Faktor lingkungan dan gaya hidup dapat memicu perubahan metilasi ini, yang dapat diwariskan ke generasi mendatang, dan biomarker darah dapat memberikan informasi tentang paparan terkini dan historis.
“Kami sebelumnya mengidentifikasi hubungan antara penggunaan ganja dan proses penuaan yang ditangkap melalui metilasi DNA,” kata Hou.
“Kami ingin mengeksplorasi lebih jauh apakah faktor epigenetik spesifik dikaitkan dengan ganja dan apakah faktor-faktor ini terkait dengan dampak kesehatan.”
Data komprehensif tentang penggunaan ganja para partisipan memungkinkan mereka memperkirakan penggunaan kumulatif dari waktu ke waktu serta penggunaan terkini dan membandingkannya dengan penanda metilasi DNA dalam darah mereka untuk dianalisis.

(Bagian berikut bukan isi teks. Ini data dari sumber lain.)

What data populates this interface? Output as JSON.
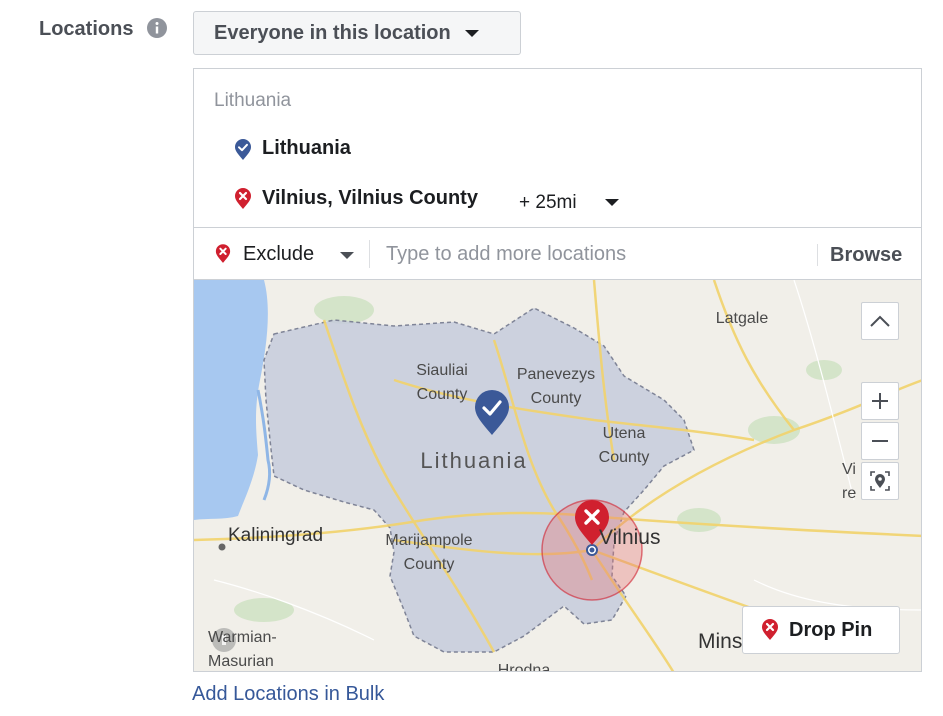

Mereka menemukan banyak penanda metilasi DNA dalam sampel darah 15 tahun, 22 penanda terkait dengan penggunaan ganja baru-baru ini, dan 31 penanda terkait dengan penggunaan ganja kumulatif.
Dalam sampel yang diambil pada periode 20 tahun, mereka mengidentifikasi 132 penanda yang terkait dengan penggunaan terkini dan 16 penanda terkait dengan penggunaan kumulatif.
“Menariknya, kami secara konsisten mengidentifikasi satu penanda yang sebelumnya dikaitkan dengan penggunaan tembakau,” jelas Hou, “menunjukkan adanya potensi regulasi epigenetik bersama antara penggunaan tembakau dan ganja.”
Berbagai perubahan epigenetik yang terkait dengan penggunaan ganja sebelumnya telah dikaitkan dengan hal-hal seperti proliferasi sel, sinyal hormon, infeksi, gangguan neurologis seperti skizofrenia dan gangguan bipolar, serta gangguan penggunaan narkoba.
Penting untuk dicatat bahwa penelitian ini tidak membuktikan bahwa ganja secara langsung menyebabkan perubahan atau menyebabkan masalah kesehatan.
“Penelitian ini memberikan wawasan baru mengenai hubungan antara penggunaan ganja dan faktor epigenetik,” kata ahli epidemiologi Drew Nannini dari Northwestern University.
“Penelitian tambahan diperlukan untuk menentukan apakah hubungan ini secara konsisten diamati pada populasi yang berbeda."
"Selain itu, penelitian yang meneliti efek ganja terhadap kesehatan yang berkaitan dengan usia dapat memberikan wawasan lebih lanjut mengenai efek jangka panjang ganja terhadap kesehatan.”
Studi ini telah dipublikasikan di Molecular Psychiatry.